Sunny innovation Historic Carnegie Building goes green

Thursday, November 29, 2012
Greg Hoffman, owner of the Carnegie Building, 225 W. Austin, Nevada, and a passerby chat as a crane from Rawlings Custom Fabrication working with Brighergy, a Kansas City-based full service solar provider, lifts a pallet of solar panels onto the roof of the historic structure, Wednesday morning. The panels, which will cover the entire roof, won't be visible from the ground after they're installed.

By Lynn A. Wade

Nevada Daily Mail

No one will be able to see it from the ground after it's installed, but the historic Carnegie Building, 225 W. Austin, Nevada, is getting outfitted with a modern, innovative, energy-wise new feature.
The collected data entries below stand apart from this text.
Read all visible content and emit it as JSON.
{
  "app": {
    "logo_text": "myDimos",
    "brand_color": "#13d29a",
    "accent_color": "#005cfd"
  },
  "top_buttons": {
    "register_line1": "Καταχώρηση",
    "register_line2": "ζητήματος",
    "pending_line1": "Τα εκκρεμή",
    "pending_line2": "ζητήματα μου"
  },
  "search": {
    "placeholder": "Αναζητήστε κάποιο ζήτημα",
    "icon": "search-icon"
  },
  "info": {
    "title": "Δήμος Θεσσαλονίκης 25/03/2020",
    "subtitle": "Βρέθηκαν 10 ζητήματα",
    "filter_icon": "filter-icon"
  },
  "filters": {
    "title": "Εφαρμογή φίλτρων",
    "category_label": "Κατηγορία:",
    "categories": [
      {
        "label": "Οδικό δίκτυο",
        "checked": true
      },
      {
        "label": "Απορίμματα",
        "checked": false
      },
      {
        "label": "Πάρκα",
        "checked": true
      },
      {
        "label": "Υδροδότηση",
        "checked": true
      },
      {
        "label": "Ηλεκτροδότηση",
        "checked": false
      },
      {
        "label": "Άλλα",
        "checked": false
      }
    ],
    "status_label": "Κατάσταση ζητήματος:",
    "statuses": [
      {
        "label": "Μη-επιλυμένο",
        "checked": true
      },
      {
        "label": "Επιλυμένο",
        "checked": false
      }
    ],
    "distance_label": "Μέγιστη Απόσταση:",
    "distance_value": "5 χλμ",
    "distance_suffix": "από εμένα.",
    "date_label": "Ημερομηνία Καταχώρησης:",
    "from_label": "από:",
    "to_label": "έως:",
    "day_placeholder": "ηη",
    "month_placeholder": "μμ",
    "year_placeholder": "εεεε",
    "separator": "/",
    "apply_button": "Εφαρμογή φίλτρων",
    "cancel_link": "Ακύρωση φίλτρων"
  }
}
Working with Brightergy, a full-service solar energy provider in Kansas City, Carnegie Building owner Greg Hoffman is equipping the building with solar panels that will cover the roof, harness the sun's energy and save an estimated 30 percent in energy costs, according to Hoffman.

"We wanted to lead by example, and show the community it's a viable alternative," he said.

Plus, with a 50-percent rebate offered through Kansas City Power & Light as well as federal tax credits available for alternative energy, "it doesn't make sense not to do it," Hoffman said.

Nevada/Vernon County Chamber of Commerce Director Gina Ensor's excited about it, both in her role as chamber director and as a tenant -- the chamber offices are on the lower level of the Carnegie Building.

Ensor said other local business are making plans to take advantage of solar energy, too.

Tom Taylor, of Taylor Engineering and Energy Consulting, recently hosted a lunch and learn presentation featuring a representative of Brightergy, offering information and helping to connect businesses interested in solar energy with people who could help them achieve related goals, Ensor said.

Information from KCP&L explains that photovoltaic solar systems are panels or strips that collect light and create direct current energy, which is then converted to alternating current for use in a home or business.

Brightergy's Web site, brightergy.com, points out environmental benefits to using solar energy, saying it's "infinite, clean and renewable;" and a typical system, over its lifetime can mean the environmental equivalent of "planting over 3,000 trees, removing 900 tons of carbon dioxide from the atmosphere and not driving approximately 1.2 million miles in a car."